Tanzimat'ın ilanıyla birlikte iltizam, hanedan, mütesellim, âyan düzenleri tarihe karıştı.

Genel itibariyle de âyan sistemindeki araziler, çiftlikler, vakıflar devlet tarafından zaptedildi ve müsadere edilerek hazineye veya miri araziye katıldı.

16. yüzyıldan beri devam eden tımar sisteminin  ihyası veya kaldırılması yahut iltizama verilmesi konusu da böylece kapandı. Kapanmasa da derebeylik düzeninin sınırları daraldı, bazı bölgelerde son buldu.

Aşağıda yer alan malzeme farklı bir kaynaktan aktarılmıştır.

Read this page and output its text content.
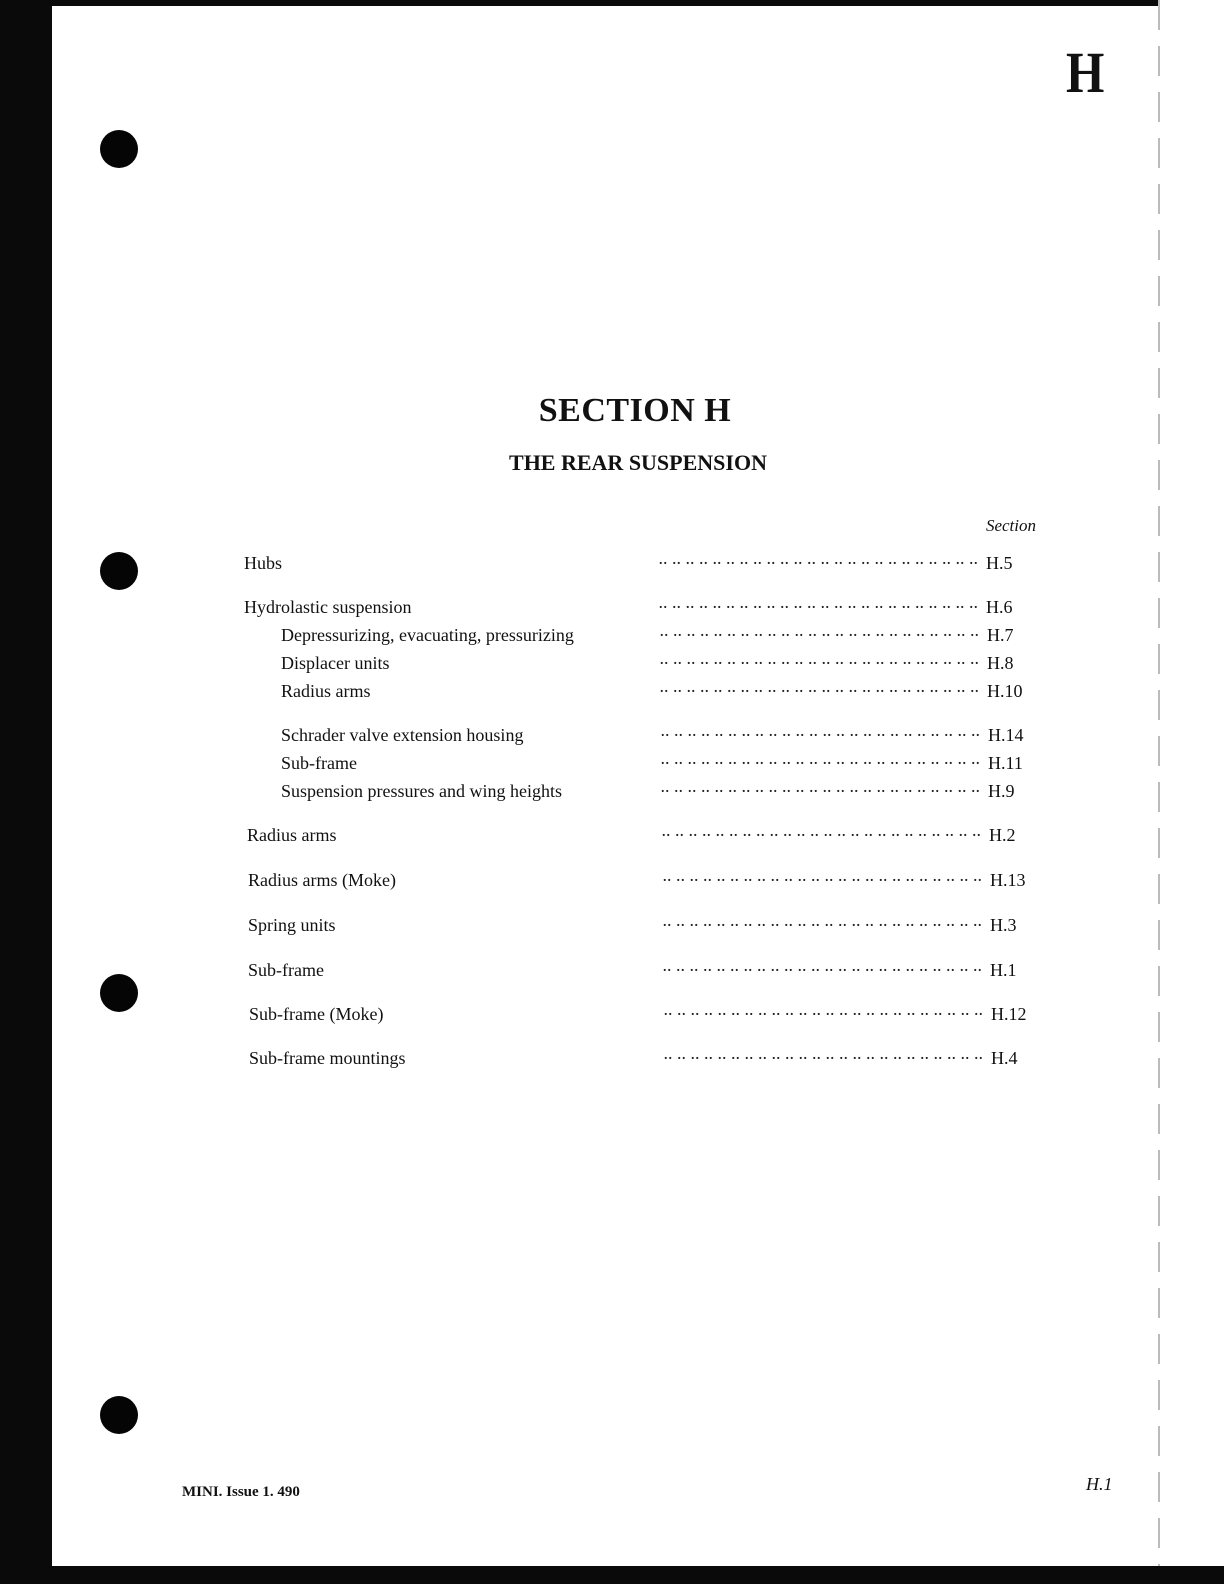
H
SECTION H
THE REAR SUSPENSION
Section
Hubs ..	H.5
Hydrolastic suspension ..	H.6
Depressurizing, evacuating, pressurizing ..	H.7
Displacer units ..	H.8
Radius arms ..	H.10
Schrader valve extension housing ..	H.14
Sub-frame ..	H.11
Suspension pressures and wing heights ..	H.9
Radius arms ..	H.2
Radius arms (Moke) ..	H.13
Spring units ..	H.3
Sub-frame ..	H.1
Sub-frame (Moke) ..	H.12
Sub-frame mountings ..	H.4
MINI. Issue 1. 490	H.1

HADDADİ Çiftliği'nin Tarifi:

"Dört tarafı Nehr-i Kebir (Yeşilırmak) ve Ilıca derbendi ve yaylada Arpaderesi ve Cuma Camii  ve Kızılcaköy ve Gökdere altında eski Kebker köprü yeri ve Tekelüze karyesi yolundaki Yağlutaş ve Zuday taş yığını ve Çılgıdır kurbunda Çorak deresi ve Nehr-i Kebir ile mahdud ma'lumü'l mikdar mülk-i mezra'aları muhtevi Hüdadi Çiftliği adındaki bir bab mülk çiftliktir."

Çiftlik hududu Çılkıdır'ın batısından başladığına göre, o yıllarda bazı köylerin henüz yerleşim sağlamadığı veya yeter hane sayısında olmadığı sonucuna varmak mümkün gibi duruyor.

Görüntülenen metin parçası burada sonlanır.